In dem Rechtsstreit Siedlungswerk St. Gertrud Wohn- und Immobilien Service GmbH (Vermieter) gegen Uwe Meusel (Mieter), Inhaber des Ladenlokals "NARVIK" in der Grünen Zitadelle (Hunderwasserhaus) in Magdeburg, ist ein Urteil verkündet worden: Der Mieter wurde verurteilt, das Ladengeschäft im Hundertwasserhaus in Magdeburg zu räumen.
Ein Termin für die Räumung steht noch nicht fest. Eine etwaige Vollstreckung der Räumung müsste auch vom Vermieter gesondert beantragt und durchgeführt werden.
Nach Auffassung des Gerichts hat der Vermieter den Mietvertrag wegen arglistiger Täuschung nach den §§ 123 ff Bürgerliches Gesetzbuch (BGB) wirksam angefochten.

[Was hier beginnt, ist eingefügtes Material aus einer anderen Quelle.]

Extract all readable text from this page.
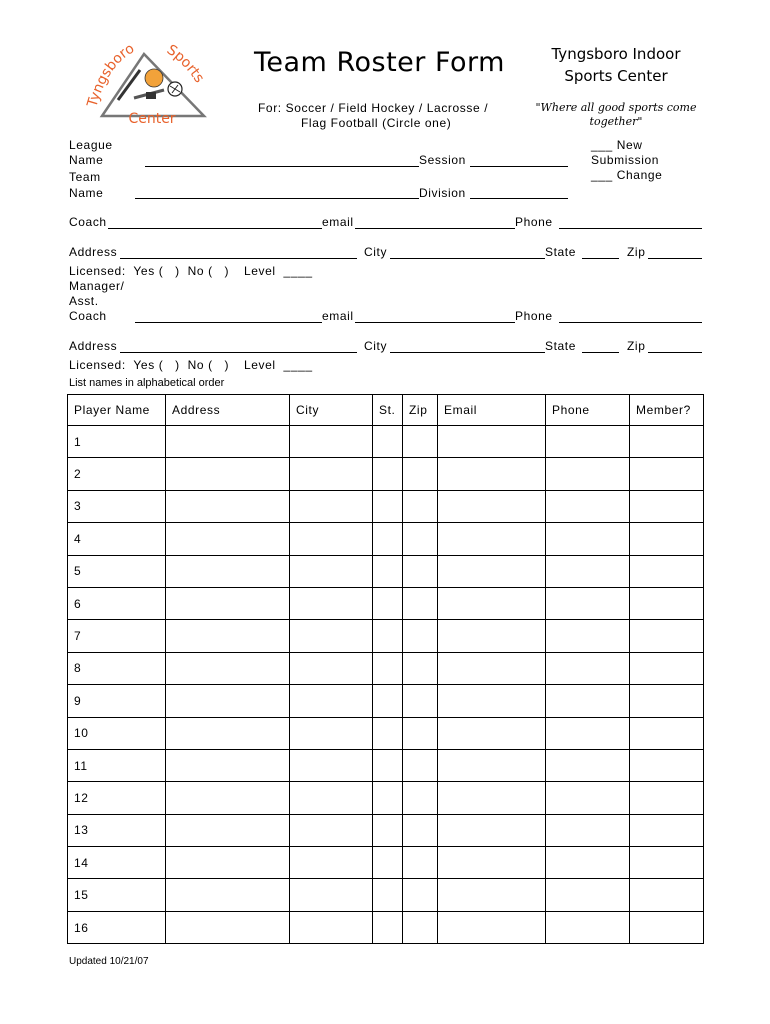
Tyngsboro Sports
Center
Team Roster Form
For: Soccer / Field Hockey / Lacrosse /
Flag Football (Circle one)
Tyngsboro Indoor
Sports Center
"Where all good sports come
together"
League
Name	Session
Team
Name	Division
___ New
Submission
___ Change
Coach	email	Phone
Address	City	State	Zip
Licensed:  Yes (   )  No (   ) Level  ____
Manager/
Asst.
Coach	email	Phone
Address	City	State	Zip
Licensed:  Yes (   )  No (   ) Level  ____
List names in alphabetical order
Player Name	Address	City	St.	Zip	Email	Phone	Member?
1							
2							
3							
4							
5							
6							
7							
8							
9							
10							
11							
12							
13							
14							
15							
16							
Updated 10/21/07
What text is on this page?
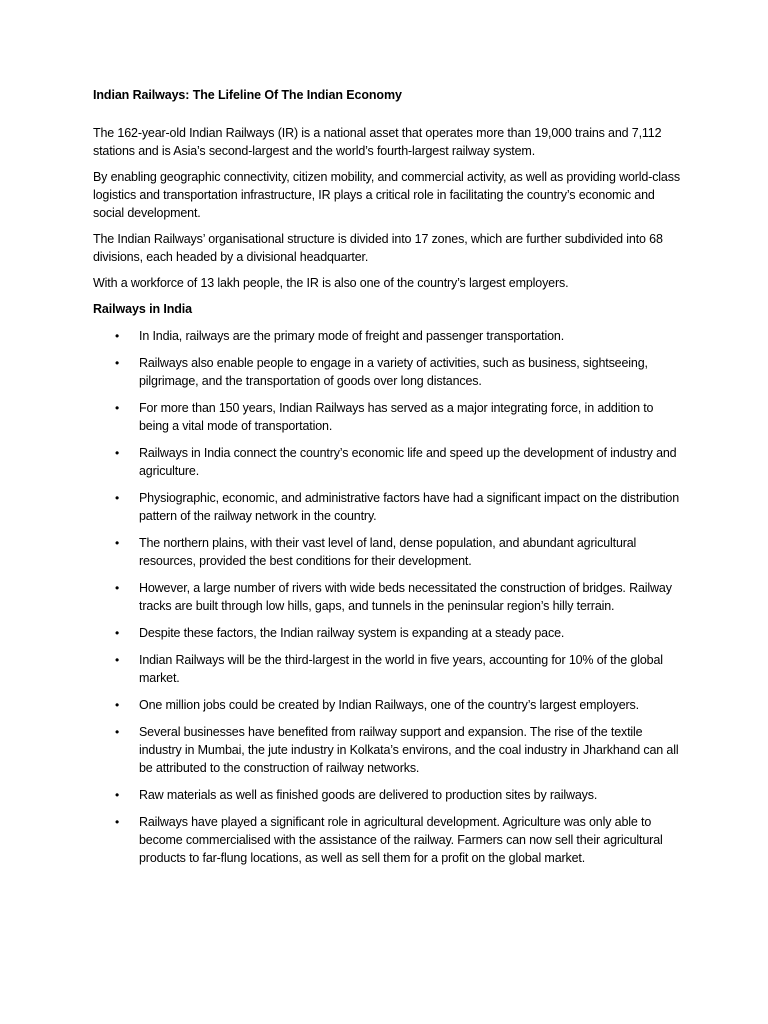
Indian Railways: The Lifeline Of The Indian Economy

The 162-year-old Indian Railways (IR) is a national asset that operates more than 19,000 trains and 7,112 stations and is Asia’s second-largest and the world’s fourth-largest railway system.

By enabling geographic connectivity, citizen mobility, and commercial activity, as well as providing world-class logistics and transportation infrastructure, IR plays a critical role in facilitating the country’s economic and social development.

The Indian Railways’ organisational structure is divided into 17 zones, which are further subdivided into 68 divisions, each headed by a divisional headquarter.

With a workforce of 13 lakh people, the IR is also one of the country’s largest employers.

Railways in India
• In India, railways are the primary mode of freight and passenger transportation.
• Railways also enable people to engage in a variety of activities, such as business, sightseeing, pilgrimage, and the transportation of goods over long distances.
• For more than 150 years, Indian Railways has served as a major integrating force, in addition to being a vital mode of transportation.
• Railways in India connect the country’s economic life and speed up the development of industry and agriculture.
• Physiographic, economic, and administrative factors have had a significant impact on the distribution pattern of the railway network in the country.
• The northern plains, with their vast level of land, dense population, and abundant agricultural resources, provided the best conditions for their development.
• However, a large number of rivers with wide beds necessitated the construction of bridges. Railway tracks are built through low hills, gaps, and tunnels in the peninsular region’s hilly terrain.
• Despite these factors, the Indian railway system is expanding at a steady pace.
• Indian Railways will be the third-largest in the world in five years, accounting for 10% of the global market.
• One million jobs could be created by Indian Railways, one of the country’s largest employers.
• Several businesses have benefited from railway support and expansion. The rise of the textile industry in Mumbai, the jute industry in Kolkata’s environs, and the coal industry in Jharkhand can all be attributed to the construction of railway networks.
• Raw materials as well as finished goods are delivered to production sites by railways.
• Railways have played a significant role in agricultural development. Agriculture was only able to become commercialised with the assistance of the railway. Farmers can now sell their agricultural products to far-flung locations, as well as sell them for a profit on the global market.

Der Mieter hat gegenüber dem Vermieter Mitteilungspflichten verletzt. Der Mieter hat in seiner von ihm vorgelegten Sortimentliste nur unvollständige Angaben gemacht. Er hat in der Liste die Markenbezeichnung "Thor Steinar" nicht aufgeführt, obwohl nahezu ausschließlich Bekleidung dieser Marke verkauft werden sollte.
Die Information über den beabsichtigten Verkauf von "Thor Steinar" Artikeln war auch für den Vermieter eine relevante Information, die der Mieter mitteilen musste.
In der Öffentlichkeit wird die Marke mit einem Bezug zur rechtsradikalen Szene wahrgenommen und dies gilt unabhängig davon, ob die Marke tatsächlich nur von Szeneangehörigen getragen wird. Die verschiedenen strafrechtlichen Ermittlungsverfahren in der Vergangenheit belasten die Marke in der allgemeinen Wertschätzung ebenfalls.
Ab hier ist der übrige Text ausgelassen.